Defining a sharding schema with an expression

The MongoDB shell db.runCommand command with shardCollection command syntax creates a definition for distributing data across the database servers of a shard cluster.

Procedure

To create a shard-cluster definition that uses an expression for distributing data across database servers:
  1. Run the mongo command.
    The command starts the MongoDB shell.
  2. Run the db.runCommand from the MongoDB shell, with shardCollection command syntax.
    The shardCollection command syntax for using an expression is shown in the following diagram:
    
    1 db.runCommand ({"shardCollection":"database.
    2.1 collection
    2.1 table
    1", key:{
    2.1 column
    2.1 field
    1:1},expressions:{ + , " ER_group_name ": expression "  " ER_group_name ":" remainder " })
    Element Description Restrictions
    collection The name of the collection that is distributed across database servers. The collection must exist.
    column The shard key that is used to distribute data across the database servers of a shard cluster. The column must exist.

    Composite shard keys are not supported.

    database The name of the database that contains the collection that is distributed across database servers. The database must exist.
    ER_group_name The Enterprise Replication group name of a database server that receives copied data.

    The default Enterprise Replication group name for a database server is the database server's name prepended with g_. For example, the default Enterprise Replication group name for a database server that is named myserver is g_myserver.

    None.
    expression The expression that is used to select documents by shard key value. None.
    field The shard key that is used to distribute data across the database servers of a shard cluster. The field must exist.

    Composite shard keys are not supported.

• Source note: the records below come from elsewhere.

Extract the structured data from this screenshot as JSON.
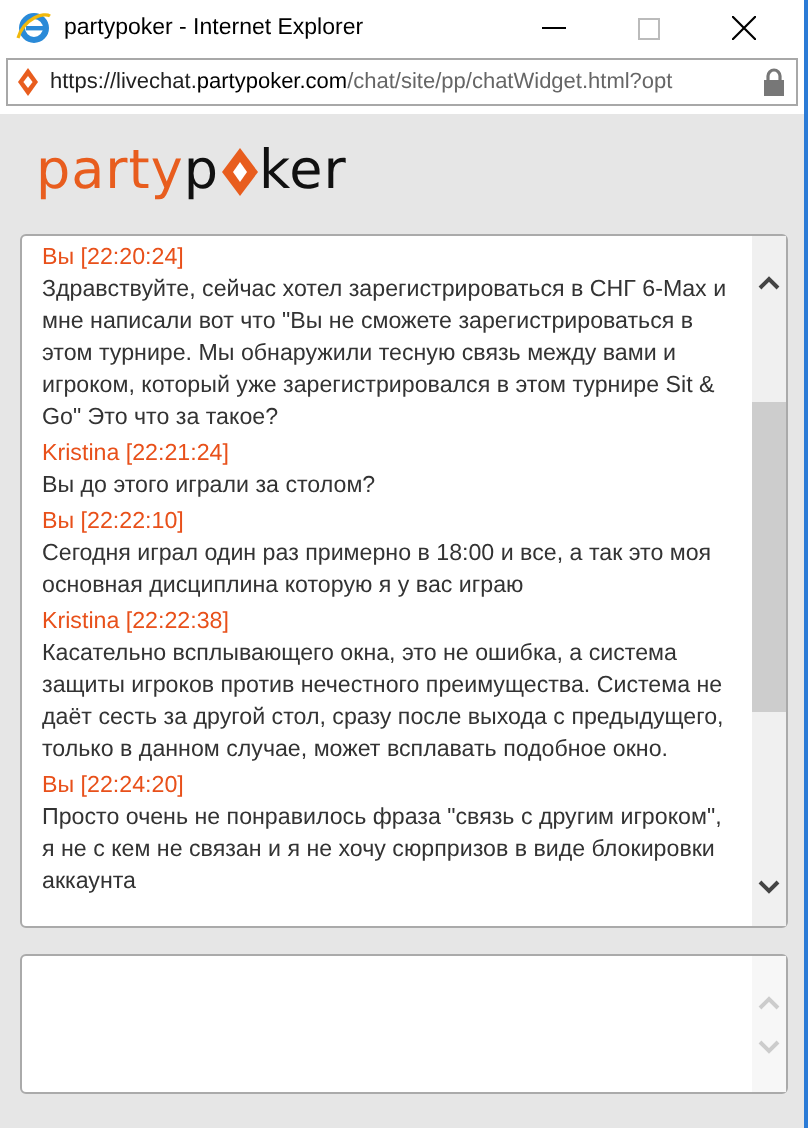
{
  "window": {
    "title": "partypoker - Internet Explorer"
  },
  "address_bar": {
    "url_prefix": "https://livechat.",
    "url_domain": "partypoker.com",
    "url_rest": "/chat/site/pp/chatWidget.html?opt"
  },
  "logo": {
    "part1": "party",
    "part2": "p",
    "part3": "ker"
  },
  "messages": [
    {
      "header": "Вы [22:20:24]",
      "text": "Здравствуйте, сейчас хотел зарегистрироваться в СНГ 6-Max и мне написали вот что \"Вы не сможете зарегистрироваться в этом турнире. Мы обнаружили тесную связь между вами и игроком, который уже зарегистрировался в этом турнире Sit & Go\" Это что за такое?"
    },
    {
      "header": "Kristina [22:21:24]",
      "text": "Вы до этого играли за столом?"
    },
    {
      "header": "Вы [22:22:10]",
      "text": "Сегодня играл один раз примерно в 18:00 и все, а так это моя основная дисциплина которую я у вас играю"
    },
    {
      "header": "Kristina [22:22:38]",
      "text": "Касательно всплывающего окна, это не ошибка, а система защиты игроков против нечестного преимущества. Система не даёт сесть за другой стол, сразу после выхода с предыдущего, только в данном случае, может всплавать подобное окно."
    },
    {
      "header": "Вы [22:24:20]",
      "text": "Просто очень не понравилось фраза \"связь с другим игроком\", я не с кем не связан и я не хочу сюрпризов в виде блокировки аккаунта"
    }
  ]
}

    remainder Specifies a database server that receives documents with shard key values that are not selected by expressions. The remainder expression is required.
    table The name of the table that is distributed across database servers. The table must exist.
  3. For optimal query performance, connect to the wire listener and run the MongoDB ensureIndex command on the shard key of each of a cluster's shard servers. The ensureIndex command ensures that an index is created for the collection or table on the shard server.

Results

The name of a shard-cluster definition that is created by a shardCollection command that is run through the wire listener is:

1 sh_database_
2.1 collection
2.1 table

Examples

Define a shard cluster that uses an expression to distribute data across multiple database servers
The following command defines a shard cluster that uses an expression on the field value state for distributing collection1 across multiple database servers.
> db.runCommand({"shardCollection":"database1.collection1",
   key:{state:1},expressions:{"g_shard_server_1":"in ('KS','MO')",
   "g_shard_server_2":"in ('CA','WA')","g_shard_server_3":"remainder"}})
The name of the created shard-cluster definition is sh_database1_collection1.
  • Inserted documents with KS and MO values in the state field are sent to g_shard_server_1.
  • Inserted documents with CA and WA values in the state field are sent to g_shard_server_2.
  • All inserted documents that do not have KS, MO, CA, or WA values in the state field are sent to g_shard_server_3.
Define a shard cluster that uses an expression to distribute data across multiple database servers
The following command defines a shard cluster that uses an expression on the column value animal for distributing table2 across multiple database servers.
> db.runCommand({"shardCollection":"database1.table2",
   key:{animal:1},expressions:{"g_shard_server_1":"in ('dog','coyote')",
   "g_shard_server_2":"in ('cat')","g_shard_server_3":"in ('rat')",
   "g_shard_server_4":"remainder"}})
The name of the created shard-cluster definition is sh_database2_table2.
  • Inserted rows with dog or coyote values in the animal column are sent to g_shard_server_1.
  • Inserted rows with cat values in the animal column are sent to g_shard_server_2.
  • Inserted rows with rat data values in the animal column are sent to g_shard_server_3.
  • All inserted rows that do not have dog, coyote, cat, or rat values in the animal column are sent to g_shard_server_4.
Define a shard cluster that uses an expression to distribute collections across multiple database servers
The following command defines a shard cluster that uses an expression on the field value year for distributing collection3 across multiple database servers.
> db.runCommand({"shardCollection":"database1.collection3",
   key:{year:1},expressions:{"g_shard_server_1":"between 1980 and 1989",
   "g_shard_server_2":"between 1990 and 1999",
   "g_shard_server_3":"between 2000 and 2009",
   "g_shard_server_4":"remainder"}})
The name of the created shard-cluster definition is sh_database3_collection3.
  • Inserted documents with values of 1980 to 1989 in the year field are sent to g_shard_server_1.
  • Inserted documents with values of 1990 to 1999 in the year field are sent to g_shard_server_2.
  • Inserted documents with values of 1980 to 1989 in the year field are sent to g_shard_server_3.
  • Inserted documents with values below 1980 or above 2009 in the year field are sent to g_shard_server_4.